1. Scheinbar gut, dass ich zu 99% Linux benutze
2. Ich weiß ja nicht mit was du arbeitest, aber erdrossel mal die Entwickler


----------



## Spi (13. Jul 2009)

also mir is irgendwie das WindowsLookAndFeel am liebsten^^


----------



## lotus (13. Jul 2009)

Also mir gefällt auch das Substance L&F ( https://substance.dev.java.net/see.html ) sehr gut!
Das ist meiner Meinung nach das schönste plattformunabhängige L&F.


----------



## Gastredner (13. Jul 2009)

Dito. Ich hatte bisher zwar keine großartige Möglichkeit, einmal richtig mit Substance zu arbeiten, aber das, was ich bisher gesehen habe, ist allein schon vom Optischen her praktisch ungeschlagen. Moderne Oberfläche, allerdings nicht mit so viel unnötigem Schnickschnack (z. B. die abgerundeten Scrollbalken bei Nimbus - bäh).


----------



## The_S (14. Jul 2009)

Noctarius hat gesagt.:


> Ähm? Oo



Objektorientiert? :-D



lotus hat gesagt.:


> Also mir gefällt auch das Substance L&F ( https://substance.dev.java.net/see.html ) sehr gut!
> Das ist meiner Meinung nach das schönste plattformunabhängige L&F.

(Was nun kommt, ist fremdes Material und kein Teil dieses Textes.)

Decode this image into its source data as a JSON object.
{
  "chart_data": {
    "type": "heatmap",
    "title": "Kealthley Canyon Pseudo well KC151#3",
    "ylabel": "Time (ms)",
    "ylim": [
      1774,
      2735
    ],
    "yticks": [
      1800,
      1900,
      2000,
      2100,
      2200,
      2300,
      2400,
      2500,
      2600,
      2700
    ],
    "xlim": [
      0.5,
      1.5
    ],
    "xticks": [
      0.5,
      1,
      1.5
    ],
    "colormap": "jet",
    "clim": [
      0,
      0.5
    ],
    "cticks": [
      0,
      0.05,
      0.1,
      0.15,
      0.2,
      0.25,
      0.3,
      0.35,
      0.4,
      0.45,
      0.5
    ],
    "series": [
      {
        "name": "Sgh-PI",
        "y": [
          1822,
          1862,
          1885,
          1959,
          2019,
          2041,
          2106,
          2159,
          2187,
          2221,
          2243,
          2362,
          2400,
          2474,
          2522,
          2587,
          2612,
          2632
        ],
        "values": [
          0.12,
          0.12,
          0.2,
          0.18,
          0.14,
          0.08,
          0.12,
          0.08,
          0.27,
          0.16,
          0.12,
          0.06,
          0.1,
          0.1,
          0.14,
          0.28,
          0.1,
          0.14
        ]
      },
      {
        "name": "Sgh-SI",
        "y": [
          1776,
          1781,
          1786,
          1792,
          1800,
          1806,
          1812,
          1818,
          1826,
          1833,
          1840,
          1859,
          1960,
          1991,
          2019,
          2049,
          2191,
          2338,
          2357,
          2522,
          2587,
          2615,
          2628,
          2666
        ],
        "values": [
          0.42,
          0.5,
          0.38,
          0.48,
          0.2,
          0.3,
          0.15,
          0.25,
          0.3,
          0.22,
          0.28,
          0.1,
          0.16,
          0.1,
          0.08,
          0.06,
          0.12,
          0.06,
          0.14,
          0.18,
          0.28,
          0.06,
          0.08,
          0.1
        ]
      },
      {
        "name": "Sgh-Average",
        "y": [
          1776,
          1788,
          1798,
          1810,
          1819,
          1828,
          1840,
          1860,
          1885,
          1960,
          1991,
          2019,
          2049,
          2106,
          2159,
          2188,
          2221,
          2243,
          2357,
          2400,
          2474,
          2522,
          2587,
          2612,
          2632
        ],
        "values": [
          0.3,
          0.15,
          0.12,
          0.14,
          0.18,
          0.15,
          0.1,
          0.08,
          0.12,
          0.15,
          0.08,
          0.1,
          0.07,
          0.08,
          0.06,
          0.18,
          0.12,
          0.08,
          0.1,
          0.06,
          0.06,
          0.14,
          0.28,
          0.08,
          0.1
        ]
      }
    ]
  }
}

Substance ist imho in keinster Weise für professionelle Anwendungen geeignet. Wenn man das absolut kitschige Design vernachlässigt, machen einem immer noch die zahlreichen Bugs zu schaffen.

System LaF oder was schönes von JGoodies :: Java User Interface Design


----------



## bygones (14. Jul 2009)

Noctarius hat gesagt.:


> 1. Scheinbar gut, dass ich zu 99% Linux benutze


gibt es mittlerweilen ein annehmbares L&F unter Linux ?
zu meiner GUI zeit war das gelinde gesagt - uebel... richtig uebel

lol mein Favorit: Napkin Look & Feel


----------



## Noctarius (14. Jul 2009)

deathbyaclown hat gesagt.:


> gibt es mittlerweilen ein annehmbares L&F unter Linux ?



SystemLookAndFeel ^^

Meinte aber eher allgemein Windows. Immerhin bezog es sich auf die Aussage "ich hab auch grad 5 oder so programme offen, und keines sieht aus wie das andere, ist doch standard unter windows" - Scheinbar hat unter Windows jedes Programm ein anderes Aussehen. Kann ich mich zwar nur Beschränkt dran entsinnen (mal abgesehen von Dingen wie Steam oder 3D Modellern) aber naja ;-)


----------



## F4llen4ngel (15. Jul 2009)

Habe auch eine ganze Weile mit dem Substance L&F gearbeitet, bin dann aber schnell zu dem Synthetica Look and Feel gewechselt welches meiner Meinung nach wirklich herrausragend ist!


----------



## byte (15. Jul 2009)

Noctarius hat gesagt.:


> Ähm? Oo
> 
> 1. Scheinbar gut, dass ich zu 99% Linux benutze
> 2. Ich weiß ja nicht mit was du arbeitest, aber erdrossel mal die Entwickler



Er hat doch recht, es gibt zig Anwendungen mit einem eigenen L&F:
- Firefox
- Chrome
- Photoshop
- Acrobat Reader
- Office 2003
- Office 2007
- Paint.NET
- Winamp
- iTunes
...

Alle sehen anders aus. Finde ich auch alles andere als tragisch.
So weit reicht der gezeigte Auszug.